Il y un peu moins de 2000 ans, un célèbre sage du Talmud nommé Rava affirmait qu’il faut toujours débuter un sermon par ce qu’on appelle en araméen milta debdihouta, un mot d’humour.
Rava était persuadé que tout discours de rabbin, même le plus grave, doit commencer par une blague, une histoire drôle qui, d’après lui, est la seule parole capable “d’ouvrir le cœur” de celui qui écoute.
Alors, en fidélité à cet enseignement, je me suis demandée quelle histoire drôle je devais vous raconter ce soir. Et m’est revenue en tête une blague juive* que vous connaissez peut-être:
L’histoire se passe en Russie, il y a quelques décennies de cela.
Moishé Rozenberg est chez lui quand, soudain, il entend frapper violemment à sa porte.
“TOC TOC TOC…”
– C’est qui ? demande-t-il
– C’est le KGB, répondent les visiteurs.
– Que voulez-vous ? demande le vieil homme.
– On veut parler…
Après quelques secondes de silence, Moishé leur demande :
– Ah bon, et combien êtes-vous ?
– Nous sommes deux !
– Et bien, répond Moishé, vous n’avez qu’à parler entre vous !!!
Cette blague absurde est, me semble-t-il, une parfaite illustration de ce qu’est l’humour juif. Presque toutes ses histoires drôles reposent sur les mêmes ressorts :
– d’abord, une certaine façon de jouer avec les mots et avec le malentendu, de faire semblant qu’on n’a pas compris ce que l’autre veut dire.
– ensuite, une capacité à retourner contre nous-mêmes les clichés antisémites, et à nous les approprier pour mieux les contrer.

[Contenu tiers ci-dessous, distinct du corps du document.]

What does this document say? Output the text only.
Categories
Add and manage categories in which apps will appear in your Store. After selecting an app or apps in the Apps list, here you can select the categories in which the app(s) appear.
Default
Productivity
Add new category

– et finalement, un certain art de l’autodérision, qui permet à la victime de sortir un instant de la tragédie qui la frappe, de rire d’elle-même pour redevenir acteur de l’histoire et non pas simple victime. Et c’est exactement, vous le percevez, ce que cette blague raconte :
Moishé Rozenberg fait semblant de ne pas comprendre les agents du KGB qui “veulent parler”, il ruse et manipule, conformément à ce que les Juifs sont « censés faire » dans la tête des antisémites.
Et, dès lors, il redevient (et nous avec lui) acteur d’une histoire et pas juste spectateur de son désespoir.

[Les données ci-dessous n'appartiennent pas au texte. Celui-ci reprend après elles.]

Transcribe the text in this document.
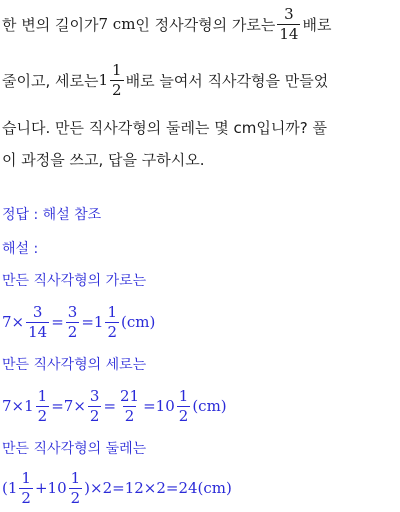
한 변의 길이가 7 cm 인 정사각형의 가로는 $\frac{3}{14}$ 배로
줄이고, 세로는 $1 \frac{1}{2}$ 배로 늘여서 직사각형을 만들었
습니다. 만든 직사각형의 둘레는 몇 cm입니까? 풀
이 과정을 쓰고, 답을 구하시오.
정답 : 해설 참조
해설 :
만든 직사각형의 가로는
$7\times \frac{3}{14} = \frac{3}{2} =1 \frac{1}{2} (cm)$
만든 직사각형의 세로는
$7\times 1 \frac{1}{2} =7\times \frac{3}{2} = \frac{21}{2} =10 \frac{1}{2} (cm)$
만든 직사각형의 둘레는
$(1 \frac{1}{2} +10 \frac{1}{2} )\times 2=12\times 2=24(cm)$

Et grâce à l’humour, voilà que quelque chose en nous se relève avec lui, refuse la tragédie, et peut se tenir debout.
Si j’ai voulu vous raconter cette histoire ce soir, débuter notre Kippour par ce milta debdihouta, ce mot d’humour, c’est que, de bien des manières, cette blague fait écho à ce que nous vivons toujours, à ce qui ne cesse de se répéter dans l’Histoire.
TOC TOC TOC…
“C’est qui ?”, demande Moishé.
En entendant ces mots, je ne peux m’empêcher de penser à cette étrange pancarte qu’on a vu apparaître, il y a quelques semaines de cela à Metz, dans une manifestation anti-vax. Au cours d’une manifestation anti pass-sanitaire, une jeune femme a brandi dans le cortège une affiche sur laquelle apparaissaient plusieurs noms :
Attali, Drahi, BHL, Buzyn et quelques autres… Je vous laisse trouver quel point commun il y a entre tous ces patronymes. Et sous leurs noms, apparaissait ce mot, posé comme une question : “QUI ?”
Pas besoin d’un dessin.
Les commentateurs politiques ont rapidement décrypté la pancarte et expliqué que ce pronom interrogatif “QUI ?” était devenu un nom de code, une sorte de cri de ralliement antisémite international. À travers le monde, ici et là, surgit ce mot qui vient suggérer, sans le nommer de façon explicite, que les Juifs, encore et toujours eux (et même pas la peine de les nommer) seraient aux manettes, aux commandes d’un complot mondial de puissants qui dirigeraient les élites, manipuleraient les petites gens et contrôleraient, empoisonneraient, contamineraient ou tout simplement bénéficieraient de la situation et d’une crise sanitaire qu’ils auraient, au choix, créée, commanditée ou qu’ils utiliseraient à leur profit.
L’argument n’est pas nouveau. Il porte tous les marqueurs de ce que fut l’antisémitisme à travers les siècles, quels que soient le contexte et les temps très différents de son expression, qu’il s’agisse d’un antisémitisme théologique, politique, racial ou idéologique…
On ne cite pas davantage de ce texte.